Trauma patients often require initial stabilization followed by transfer for ongoing trauma care. Thus, the administration of VTE prophylaxis is often delayed until admission to the receiving hospital. It is unclear if transfer status is a risk factor for VTE. The National Trauma Database v6.2 was used to identify patients admitted to Level I and II trauma centers. Exclusions included patients on anticoagulation, <18 years, known VTE before trauma, or pregnant. Patients transferred were compared with nontransferred patients. Analysis included 736,374 patients with 189,166 (25.69%) transferred patients within 24 hours of injury. Using weighted measures, VTE was identified in 11,619 (1.50%) patients. The VTE rate was significantly higher in the transferred group compared with the nontransferred group (1.73% vs 1.42%, P = 0.002) including deep venous thrombosis (1.39% vs 1.14%, P = 0.004) and pulmonary embolism (0.45% vs 0.39%, P = 0.003). Multivariable analyses adjusting for patient-level risk factors demonstrated that transfer was associated with a higher likelihood of VTE (aOR 1.18; 95% CI: 1.09-1.28, P ≤ 0.001), pulmonary embolism (aOR 1.21; 95% CI: 1.11-1.33, P ≤ 0.001), and deep venous thrombosis (aOR 1.17; 95% CI: 1.07-1.28, P = 0.0004).
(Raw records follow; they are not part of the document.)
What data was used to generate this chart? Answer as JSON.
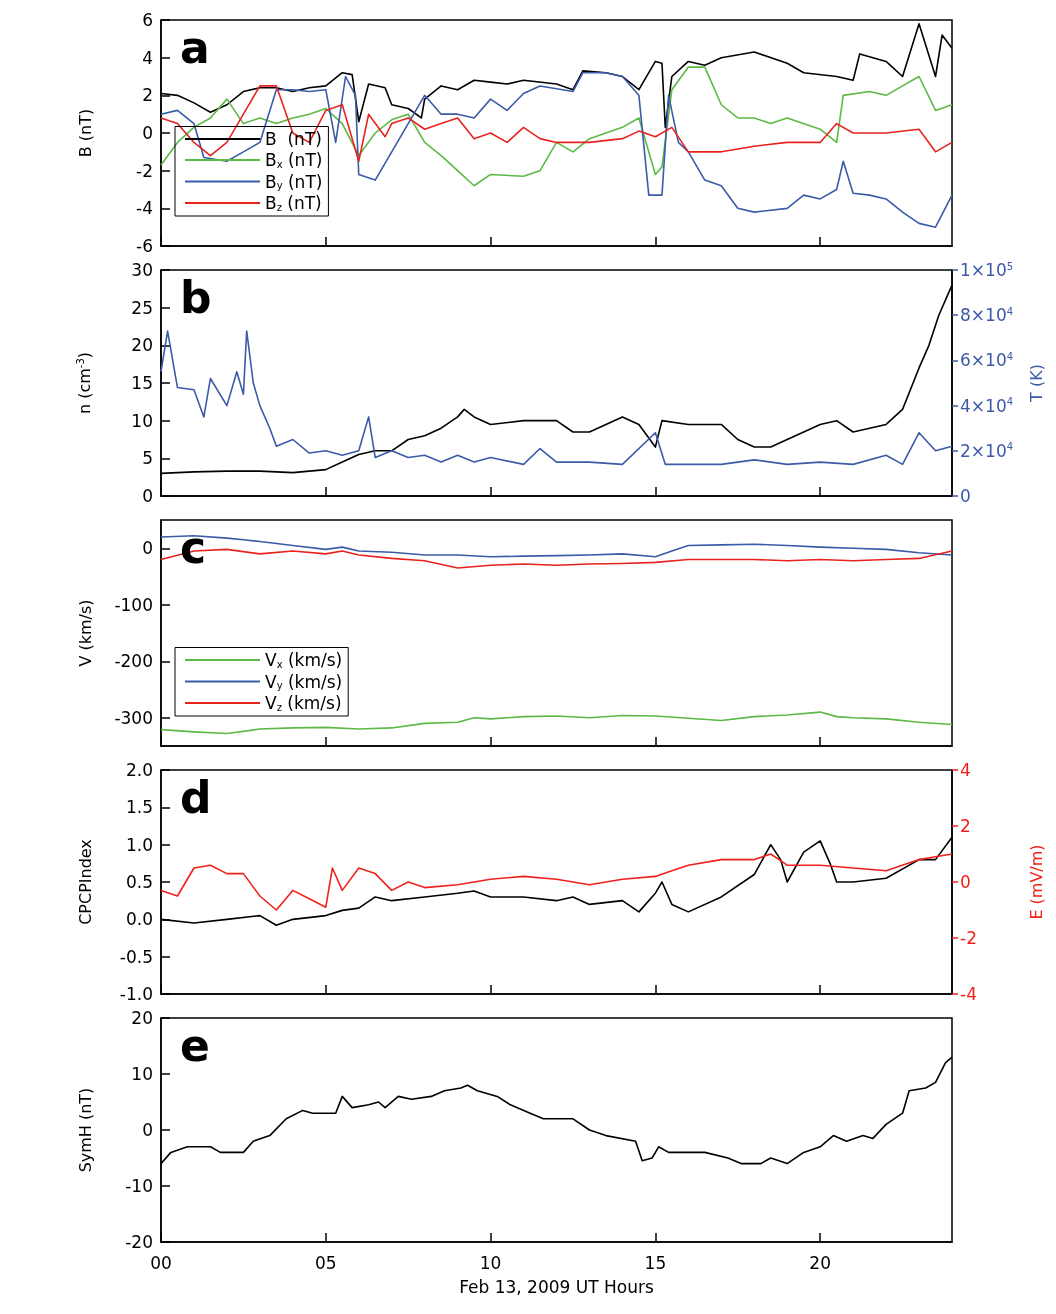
{
  "chart_data": [
    {
      "type": "line",
      "title": "a",
      "ylabel": "B (nT)",
      "xlim": [
        0,
        24
      ],
      "xticks": [
        {
          "value": 0,
          "label": null
        },
        {
          "value": 5,
          "label": null
        },
        {
          "value": 10,
          "label": null
        },
        {
          "value": 15,
          "label": null
        },
        {
          "value": 20,
          "label": null
        }
      ],
      "ylim": [
        -6,
        6
      ],
      "yticks": [
        -6,
        -4,
        -2,
        0,
        2,
        4,
        6
      ],
      "tick_labels": "y",
      "legend": "bottom left",
      "series": [
        {
          "name": "B  (nT)",
          "color": "#000000",
          "x": [
            0,
            0.5,
            1,
            1.5,
            2,
            2.5,
            3,
            3.5,
            4,
            4.5,
            5,
            5.5,
            5.8,
            6,
            6.3,
            6.8,
            7,
            7.5,
            7.9,
            8,
            8.5,
            9,
            9.5,
            10,
            10.5,
            11,
            12,
            12.5,
            12.8,
            13.5,
            14,
            14.5,
            15,
            15.2,
            15.3,
            15.5,
            16,
            16.5,
            17,
            18,
            19,
            19.5,
            20.5,
            21,
            21.2,
            22,
            22.5,
            23,
            23.5,
            23.7,
            24
          ],
          "values": [
            2.1,
            2.0,
            1.6,
            1.1,
            1.5,
            2.2,
            2.4,
            2.4,
            2.2,
            2.4,
            2.5,
            3.2,
            3.1,
            0.6,
            2.6,
            2.4,
            1.5,
            1.3,
            0.8,
            1.8,
            2.5,
            2.3,
            2.8,
            2.7,
            2.6,
            2.8,
            2.6,
            2.3,
            3.3,
            3.2,
            3.0,
            2.3,
            3.8,
            3.7,
            0.3,
            3.0,
            3.8,
            3.6,
            4.0,
            4.3,
            3.7,
            3.2,
            3.0,
            2.8,
            4.2,
            3.8,
            3.0,
            5.8,
            3.0,
            5.2,
            4.5
          ]
        },
        {
          "name": "B$_{x}$ (nT)",
          "color": "#5cb946",
          "x": [
            0,
            0.5,
            1,
            1.5,
            2,
            2.5,
            3,
            3.5,
            4,
            4.5,
            5,
            5.5,
            6,
            6.5,
            7,
            7.5,
            8,
            8.5,
            9,
            9.5,
            10,
            11,
            11.5,
            12,
            12.5,
            13,
            14,
            14.5,
            15,
            15.2,
            15.5,
            16,
            16.5,
            17,
            17.5,
            18,
            18.5,
            19,
            20,
            20.5,
            20.7,
            21.5,
            22,
            22.5,
            23,
            23.5,
            24
          ],
          "values": [
            -1.7,
            -0.5,
            0.3,
            0.8,
            1.8,
            0.5,
            0.8,
            0.5,
            0.8,
            1.0,
            1.3,
            0.5,
            -1.2,
            0,
            0.7,
            1.0,
            -0.5,
            -1.2,
            -2.0,
            -2.8,
            -2.2,
            -2.3,
            -2.0,
            -0.5,
            -1.0,
            -0.3,
            0.3,
            0.8,
            -2.2,
            -1.8,
            2.3,
            3.5,
            3.5,
            1.5,
            0.8,
            0.8,
            0.5,
            0.8,
            0.2,
            -0.5,
            2.0,
            2.2,
            2.0,
            2.5,
            3.0,
            1.2,
            1.5
          ]
        },
        {
          "name": "B$_{y}$ (nT)",
          "color": "#3a5ba8",
          "x": [
            0,
            0.5,
            1,
            1.3,
            2,
            2.5,
            3,
            3.5,
            4,
            4.5,
            5,
            5.3,
            5.6,
            5.9,
            6,
            6.5,
            7,
            7.5,
            8,
            8.5,
            9,
            9.5,
            10,
            10.5,
            11,
            11.5,
            12.5,
            12.8,
            13.5,
            14,
            14.5,
            14.8,
            15.2,
            15.4,
            15.7,
            16,
            16.5,
            17,
            17.5,
            18,
            19,
            19.5,
            20,
            20.5,
            20.7,
            21,
            21.5,
            22,
            22.5,
            23,
            23.5,
            24
          ],
          "values": [
            1.0,
            1.2,
            0.5,
            -1.3,
            -1.5,
            -1.0,
            -0.5,
            2.3,
            2.3,
            2.2,
            2.3,
            -0.5,
            3.0,
            2.0,
            -2.2,
            -2.5,
            -1.0,
            0.5,
            2.0,
            1.0,
            1.0,
            0.8,
            1.8,
            1.2,
            2.1,
            2.5,
            2.2,
            3.2,
            3.2,
            3.0,
            2.0,
            -3.3,
            -3.3,
            2.0,
            -0.5,
            -1.0,
            -2.5,
            -2.8,
            -4.0,
            -4.2,
            -4.0,
            -3.3,
            -3.5,
            -3.0,
            -1.5,
            -3.2,
            -3.3,
            -3.5,
            -4.2,
            -4.8,
            -5.0,
            -3.3
          ]
        },
        {
          "name": "B$_{z}$ (nT)",
          "color": "#e8231f",
          "x": [
            0,
            0.5,
            1,
            1.5,
            2,
            2.5,
            3,
            3.5,
            4,
            4.5,
            5,
            5.5,
            6,
            6.3,
            6.8,
            7,
            7.5,
            8,
            8.5,
            9,
            9.5,
            10,
            10.5,
            11,
            11.5,
            12,
            13,
            14,
            14.5,
            15,
            15.5,
            16,
            17,
            18,
            19,
            20,
            20.5,
            21,
            22,
            23,
            23.5,
            24
          ],
          "values": [
            0.8,
            0.5,
            -0.5,
            -1.2,
            -0.5,
            1.0,
            2.5,
            2.5,
            0.0,
            -0.5,
            1.2,
            1.5,
            -1.5,
            1.0,
            -0.2,
            0.5,
            0.8,
            0.2,
            0.5,
            0.8,
            -0.3,
            0,
            -0.5,
            0.3,
            -0.3,
            -0.5,
            -0.5,
            -0.3,
            0.1,
            -0.2,
            0.3,
            -1.0,
            -1.0,
            -0.7,
            -0.5,
            -0.5,
            0.5,
            0.0,
            0.0,
            0.2,
            -1.0,
            -0.5
          ]
        }
      ]
    },
    {
      "type": "line",
      "title": "b",
      "ylabel": "n (cm$^{-3}$)",
      "y2label": "T (K)",
      "xlim": [
        0,
        24
      ],
      "xticks": [
        {
          "value": 0,
          "label": null
        },
        {
          "value": 5,
          "label": null
        },
        {
          "value": 10,
          "label": null
        },
        {
          "value": 15,
          "label": null
        },
        {
          "value": 20,
          "label": null
        }
      ],
      "ylim": [
        0,
        30
      ],
      "yticks": [
        0,
        5,
        10,
        15,
        20,
        25,
        30
      ],
      "y2lim": [
        0,
        100000
      ],
      "y2ticks": [
        0,
        {
          "value": 20000,
          "label": "2×10$^{4}$"
        },
        {
          "value": 40000,
          "label": "4×10$^{4}$"
        },
        {
          "value": 60000,
          "label": "6×10$^{4}$"
        },
        {
          "value": 80000,
          "label": "8×10$^{4}$"
        },
        {
          "value": 100000,
          "label": "1×10$^{5}$"
        }
      ],
      "tick_labels": "y",
      "series": [
        {
          "color": "#000000",
          "x": [
            0,
            1,
            2,
            3,
            4,
            5,
            5.5,
            6,
            6.5,
            7,
            7.5,
            8,
            8.5,
            9,
            9.2,
            9.5,
            10,
            11,
            12,
            12.5,
            13,
            14,
            14.5,
            15,
            15.2,
            16,
            17,
            17.5,
            18,
            18.5,
            19,
            20,
            20.5,
            21,
            21.5,
            22,
            22.5,
            23,
            23.3,
            23.6,
            24
          ],
          "values": [
            3.0,
            3.2,
            3.3,
            3.3,
            3.1,
            3.5,
            4.5,
            5.5,
            6.0,
            6.0,
            7.5,
            8.0,
            9.0,
            10.5,
            11.5,
            10.5,
            9.5,
            10.0,
            10.0,
            8.5,
            8.5,
            10.5,
            9.5,
            6.5,
            10.0,
            9.5,
            9.5,
            7.5,
            6.5,
            6.5,
            7.5,
            9.5,
            10.0,
            8.5,
            9.0,
            9.5,
            11.5,
            17,
            20,
            24,
            28
          ]
        },
        {
          "color": "#3d5aa8",
          "axis": "y2",
          "x": [
            0,
            0.2,
            0.5,
            1,
            1.3,
            1.5,
            2,
            2.3,
            2.5,
            2.6,
            2.8,
            3,
            3.3,
            3.5,
            4,
            4.5,
            5,
            5.5,
            6,
            6.3,
            6.5,
            7,
            7.5,
            8,
            8.5,
            9,
            9.5,
            10,
            11,
            11.5,
            12,
            13,
            14,
            15,
            15.3,
            16,
            17,
            18,
            19,
            20,
            21,
            22,
            22.5,
            23,
            23.5,
            24
          ],
          "values": [
            55000,
            73000,
            48000,
            47000,
            35000,
            52000,
            40000,
            55000,
            45000,
            73000,
            50000,
            40000,
            30000,
            22000,
            25000,
            19000,
            20000,
            18000,
            20000,
            35000,
            17000,
            20000,
            17000,
            18000,
            15000,
            18000,
            15000,
            17000,
            14000,
            21000,
            15000,
            15000,
            14000,
            28000,
            14000,
            14000,
            14000,
            16000,
            14000,
            15000,
            14000,
            18000,
            14000,
            28000,
            20000,
            22000
          ]
        }
      ]
    },
    {
      "type": "line",
      "title": "c",
      "ylabel": "V (km/s)",
      "xlim": [
        0,
        24
      ],
      "xticks": [
        {
          "value": 0,
          "label": null
        },
        {
          "value": 5,
          "label": null
        },
        {
          "value": 10,
          "label": null
        },
        {
          "value": 15,
          "label": null
        },
        {
          "value": 20,
          "label": null
        }
      ],
      "ylim": [
        -350,
        50
      ],
      "yticks": [
        -300,
        -200,
        -100,
        0
      ],
      "tick_labels": "y",
      "legend": "bottom left",
      "series": [
        {
          "name": "V$_{x}$ (km/s)",
          "color": "#5cb946",
          "x": [
            0,
            1,
            2,
            3,
            4,
            5,
            6,
            7,
            8,
            9,
            9.5,
            10,
            11,
            12,
            13,
            14,
            15,
            16,
            17,
            18,
            19,
            20,
            20.5,
            21,
            22,
            23,
            24
          ],
          "values": [
            -321,
            -325,
            -328,
            -320,
            -318,
            -317,
            -320,
            -318,
            -310,
            -308,
            -300,
            -302,
            -298,
            -297,
            -300,
            -296,
            -297,
            -301,
            -305,
            -298,
            -295,
            -290,
            -298,
            -300,
            -302,
            -308,
            -312
          ]
        },
        {
          "name": "V$_{y}$ (km/s)",
          "color": "#3a5ba8",
          "x": [
            0,
            1,
            2,
            2.5,
            3,
            4,
            5,
            5.5,
            6,
            7,
            8,
            9,
            10,
            11,
            12,
            13,
            14,
            15,
            15.5,
            16,
            17,
            18,
            19,
            20,
            21,
            22,
            23,
            24
          ],
          "values": [
            20,
            22,
            18,
            15,
            12,
            5,
            -2,
            2,
            -5,
            -7,
            -12,
            -12,
            -15,
            -14,
            -13,
            -12,
            -10,
            -15,
            -5,
            5,
            6,
            7,
            5,
            2,
            0,
            -2,
            -8,
            -12
          ]
        },
        {
          "name": "V$_{z}$ (km/s)",
          "color": "#e8231f",
          "x": [
            0,
            1,
            2,
            3,
            4,
            5,
            5.5,
            6,
            7,
            8,
            9,
            10,
            11,
            12,
            13,
            14,
            15,
            16,
            17,
            18,
            19,
            20,
            21,
            22,
            23,
            24
          ],
          "values": [
            -20,
            -5,
            -2,
            -10,
            -5,
            -10,
            -5,
            -12,
            -18,
            -22,
            -35,
            -30,
            -28,
            -30,
            -28,
            -27,
            -25,
            -20,
            -20,
            -20,
            -22,
            -20,
            -22,
            -20,
            -18,
            -5
          ]
        }
      ]
    },
    {
      "type": "line",
      "title": "d",
      "ylabel": "CPCPIndex",
      "y2label": "E (mV/m)",
      "xlim": [
        0,
        24
      ],
      "xticks": [
        {
          "value": 0,
          "label": null
        },
        {
          "value": 5,
          "label": null
        },
        {
          "value": 10,
          "label": null
        },
        {
          "value": 15,
          "label": null
        },
        {
          "value": 20,
          "label": null
        }
      ],
      "ylim": [
        -1,
        2
      ],
      "yticks": [
        {
          "value": -1,
          "label": "-1.0"
        },
        {
          "value": -0.5,
          "label": "-0.5"
        },
        {
          "value": 0,
          "label": "0.0"
        },
        {
          "value": 0.5,
          "label": "0.5"
        },
        {
          "value": 1,
          "label": "1.0"
        },
        {
          "value": 1.5,
          "label": "1.5"
        },
        {
          "value": 2,
          "label": "2.0"
        }
      ],
      "y2lim": [
        -4,
        4
      ],
      "y2ticks": [
        -4,
        -2,
        0,
        2,
        4
      ],
      "tick_labels": "y",
      "series": [
        {
          "color": "#000000",
          "x": [
            0,
            1,
            2,
            3,
            3.5,
            4,
            5,
            5.5,
            6,
            6.5,
            7,
            8,
            9,
            9.5,
            10,
            11,
            12,
            12.5,
            13,
            14,
            14.5,
            15,
            15.2,
            15.5,
            16,
            17,
            18,
            18.5,
            18.8,
            19,
            19.5,
            20,
            20.3,
            20.5,
            21,
            22,
            23,
            23.5,
            24
          ],
          "values": [
            0.0,
            -0.05,
            0.0,
            0.05,
            -0.08,
            0.0,
            0.05,
            0.12,
            0.15,
            0.3,
            0.25,
            0.3,
            0.35,
            0.38,
            0.3,
            0.3,
            0.25,
            0.3,
            0.2,
            0.25,
            0.1,
            0.35,
            0.5,
            0.2,
            0.1,
            0.3,
            0.6,
            1.0,
            0.8,
            0.5,
            0.9,
            1.05,
            0.75,
            0.5,
            0.5,
            0.55,
            0.8,
            0.8,
            1.1
          ]
        },
        {
          "color": "#f0211c",
          "axis": "y2",
          "x": [
            0,
            0.5,
            1,
            1.5,
            2,
            2.5,
            3,
            3.5,
            4,
            4.5,
            5,
            5.2,
            5.5,
            6,
            6.5,
            7,
            7.5,
            8,
            9,
            10,
            11,
            12,
            13,
            14,
            15,
            15.5,
            16,
            17,
            18,
            18.5,
            19,
            20,
            21,
            22,
            23,
            23.5,
            24
          ],
          "values": [
            -0.3,
            -0.5,
            0.5,
            0.6,
            0.3,
            0.3,
            -0.5,
            -1.0,
            -0.3,
            -0.6,
            -0.9,
            0.5,
            -0.3,
            0.5,
            0.3,
            -0.3,
            0,
            -0.2,
            -0.1,
            0.1,
            0.2,
            0.1,
            -0.1,
            0.1,
            0.2,
            0.4,
            0.6,
            0.8,
            0.8,
            1.0,
            0.6,
            0.6,
            0.5,
            0.4,
            0.8,
            0.9,
            1.0
          ]
        }
      ]
    },
    {
      "type": "line",
      "title": "e",
      "ylabel": "SymH (nT)",
      "xlabel": "Feb 13, 2009 UT Hours",
      "xlim": [
        0,
        24
      ],
      "xticks": [
        {
          "value": 0,
          "label": "00"
        },
        {
          "value": 5,
          "label": "05"
        },
        {
          "value": 10,
          "label": "10"
        },
        {
          "value": 15,
          "label": "15"
        },
        {
          "value": 20,
          "label": "20"
        }
      ],
      "ylim": [
        -20,
        20
      ],
      "yticks": [
        -20,
        -10,
        0,
        10,
        20
      ],
      "series": [
        {
          "color": "#000000",
          "x": [
            0,
            0.3,
            0.8,
            1.5,
            1.8,
            2.5,
            2.8,
            3.3,
            3.8,
            4.3,
            4.6,
            5.3,
            5.5,
            5.8,
            6.3,
            6.6,
            6.8,
            7.2,
            7.6,
            8.2,
            8.6,
            9.1,
            9.3,
            9.6,
            10.2,
            10.6,
            11.2,
            11.6,
            12.5,
            13,
            13.5,
            14.4,
            14.6,
            14.9,
            15.1,
            15.4,
            16.5,
            17.2,
            17.6,
            18.2,
            18.5,
            19,
            19.5,
            20,
            20.4,
            20.8,
            21.3,
            21.6,
            22,
            22.5,
            22.7,
            23.2,
            23.5,
            23.8,
            24
          ],
          "values": [
            -6,
            -4,
            -3,
            -3,
            -4,
            -4,
            -2,
            -1,
            2,
            3.5,
            3,
            3,
            6,
            4,
            4.5,
            5,
            4,
            6,
            5.5,
            6,
            7,
            7.5,
            8,
            7,
            6,
            4.5,
            3,
            2,
            2,
            0,
            -1,
            -2,
            -5.5,
            -5,
            -3,
            -4,
            -4,
            -5,
            -6,
            -6,
            -5,
            -6,
            -4,
            -3,
            -1,
            -2,
            -1,
            -1.5,
            1,
            3,
            7,
            7.5,
            8.5,
            12,
            13
          ]
        }
      ]
    }
  ]
}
Transfer status of trauma patients is a risk factor for VTE. Accepting a transferred patient results in an increased VTE risk and may not be reflective of the quality of care at the receiving facility.
创伤患者通常需要先进行初始稳定治疗,然后转院接受持续的创伤护理。因此,静脉血栓栓塞症(VTE)预防措施的实施往往会推迟到患者入住接收医院之后。目前尚不清楚转院状态是否为VTE的一个风险因素。研究使用了国家创伤数据库v6.2来识别入住一级和二级创伤中心的患者。排除标准包括正在接受抗凝治疗的患者、年龄小于18岁的患者、创伤前已知患有VTE的患者或孕妇。将转院患者与未转院患者进行比较。分析纳入了736374例患者,其中189166例(25.69%)在受伤后24小时内转院。采用加权测量方法,共识别出11619例(1.50%)发生VTE的患者。转院组的VTE发生率显著高于未转院组(1.73%对1.42%,P = 0.002),包括深静脉血栓形成(1.39%对1.14%,P = 0.004)和肺栓塞(0.45%对0.39%,P = 0.003)。在对患者层面的风险因素进行调整的多变量分析中,结果显示转院与VTE发生可能性较高相关(校正后比值比[aOR]为1.18;95%置信区间[CI]:1.09 - 1.28,P≤0.001)、肺栓塞(aOR为1.21;95% CI:1.11 - 1.33,P≤0.001)以及深静脉血栓形成(aOR为1.17;95% CI:1.07 - 1.28,P = 0.0004)。创伤患者的转院状态是VTE的一个风险因素。接收转院患者会增加VTE风险,且这可能无法反映接收机构的护理质量。